No Dubai, está a decorrer uma cimeira da ITU que promete transformar o futuro da Web. Será que vai haver uma cisão ciberespaço? É uma hipótese a ter em conta, especialmente depois de a proposta apresentada ontem pelos EUA e pelo Canadá ter sido chumbada pelos seis representantes regionais, que refletem o sentido de voto dos 150 países com assento na ITU.
Além de retirar a Internet do raio do âmbito da nova regulação que a ITU está a preparar, a proposta norte-americana tinha como objetivo manter a gestão nos mesmos moldes da atualidade – tendo por principal suporte entidades sedeadas nos EUA. Mas esta iniciativa vai no sentido contrário aos objetivos da própria ITU, que pretende aproveitar a reformulação dos regulamentos de telecomunicações para estender o raio de ação à Internet, aplicando um modelo decalcado das Nações Unidas.
Segundo a Reuters. as pretensões da ITU já mereceram o apoio da Rússia, de países do Médio-Oriente e de África.
A proposta dos EUA e do Canadá contou com o apoio dos países europeus, mas não foi aprovada pelos representantes dos países dos outros continentes.
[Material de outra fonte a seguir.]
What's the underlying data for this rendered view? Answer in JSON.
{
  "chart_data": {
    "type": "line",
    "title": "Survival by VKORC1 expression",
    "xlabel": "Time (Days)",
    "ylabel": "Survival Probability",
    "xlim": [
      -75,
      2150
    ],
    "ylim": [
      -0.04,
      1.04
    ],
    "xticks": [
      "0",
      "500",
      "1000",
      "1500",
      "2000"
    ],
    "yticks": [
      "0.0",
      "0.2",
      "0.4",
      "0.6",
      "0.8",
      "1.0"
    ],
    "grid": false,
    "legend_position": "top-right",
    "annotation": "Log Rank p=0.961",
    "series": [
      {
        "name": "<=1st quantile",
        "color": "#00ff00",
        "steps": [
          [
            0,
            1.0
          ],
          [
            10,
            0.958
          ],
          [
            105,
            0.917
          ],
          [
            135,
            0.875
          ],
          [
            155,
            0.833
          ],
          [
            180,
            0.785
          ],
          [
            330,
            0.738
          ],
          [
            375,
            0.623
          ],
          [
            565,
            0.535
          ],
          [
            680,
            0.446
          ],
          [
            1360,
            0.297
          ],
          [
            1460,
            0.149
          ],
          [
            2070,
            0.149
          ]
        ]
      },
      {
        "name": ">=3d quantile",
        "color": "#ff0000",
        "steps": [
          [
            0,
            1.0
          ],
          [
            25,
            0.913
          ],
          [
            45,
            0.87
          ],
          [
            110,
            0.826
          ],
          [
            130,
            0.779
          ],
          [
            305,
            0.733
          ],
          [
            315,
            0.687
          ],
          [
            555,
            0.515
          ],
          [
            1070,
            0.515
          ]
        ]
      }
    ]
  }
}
O que ditou a rejeição agora anunciada. Apesar deste contratempo, as negociações continuam (a cimeira dura 12 dias… o que é revelador das imbricadas negociações). E não é só o modelo de gestão da Internet que está em debate. De acordo com os especialistas, boa parte do sucesso das negociações depende de questões tão “sensíveis” quanto o anonimato dos internautas ou a possibilidade de cada país censurar de forma arbitrária os conteúdos veiculados na Web. A vertente comercial e o poderio expansionista de empresas como Facebook, Twitter ou Apple dificilmente escaparão ao debate.
Portugal está representado na Cimeira pela Autoridade Nacional das Comunicações (Anacom). Contactada pela Exame Informática, fonte institucional da entidade que regula as comunicações, informa que a posição em Portugal está em consonância com as posições tomadas a nível europeu no âmbito da Conferência Europeia
das Administrações de Correios e Telecomunicações (CEPT) e da União Europeia
(UE). De forma concertada, os representantes da UE e dos operadores de telecomunicações opõem-se às propostas que visam expandir as competências da ITU para a área da Internet.
A Net e o Irão
Pedro Veiga, presidente da Fundação para a Computação Científica Nacional (FCCN) e responsável pela gestão do domínio .pt, admite que a revisão dos regulamentos da ITU pode mudar a Internet como a conhecemos hoje: «Se a nova regulação for aprovada (e o raio de ação da ITU se estender à Internet), acredito que muitos países se recusem a aplicá-la. Duvido que países democráticos aceitem que países como o Irão possam mandar na Internet».
Algumas figuras históricas da Internet também já se pronunciaram contra as pretensões da ITU. Vint Cerf, co-criador do protocolo TCP/IP e um dos “pais da Internet”, é uma das vozes críticas: «Os governos – pelo menos a maioria – permitiram que a Internet crescesse organicamente com a sociedade civil, instituições académicas, setor privado e entidades que definem standards a colaborar no desenvolvimento, nas operações e na governação. Em contrapartida, a ITU cria barreiras significativas à participação da sociedade civil», defendeu Cerf num artigo de opinião publicado no New York Times, onde defende que a ITU não deve assumir as rédeas da Internet.
Por enquanto é apenas uma hipótese teórica, mas Pedro Veiga admite que o braço-de-ferro entre ocidente e oriente possa levar à cisão da Internet, com a América do Norte e a Europa (ou pelo menos a UE) a manterem o atual modelo de gestão e o resto do mundo a seguir os regulamentos da ITU. O responsável da FCCN considera que «a ITU está a ser usada por países que receiam a proliferação de “primaveras árabes”». Pedro Veiga não esconde que é defensor do atual modelo de gestão da Internet, que apesar de descentralizado, tem como principais pilares entidades sedeadas nos EUA, como o ICANN. «Pelo menos no que toca à gestão de domínios, posso dizer que estou contente com a gestão da ICANN», afirma.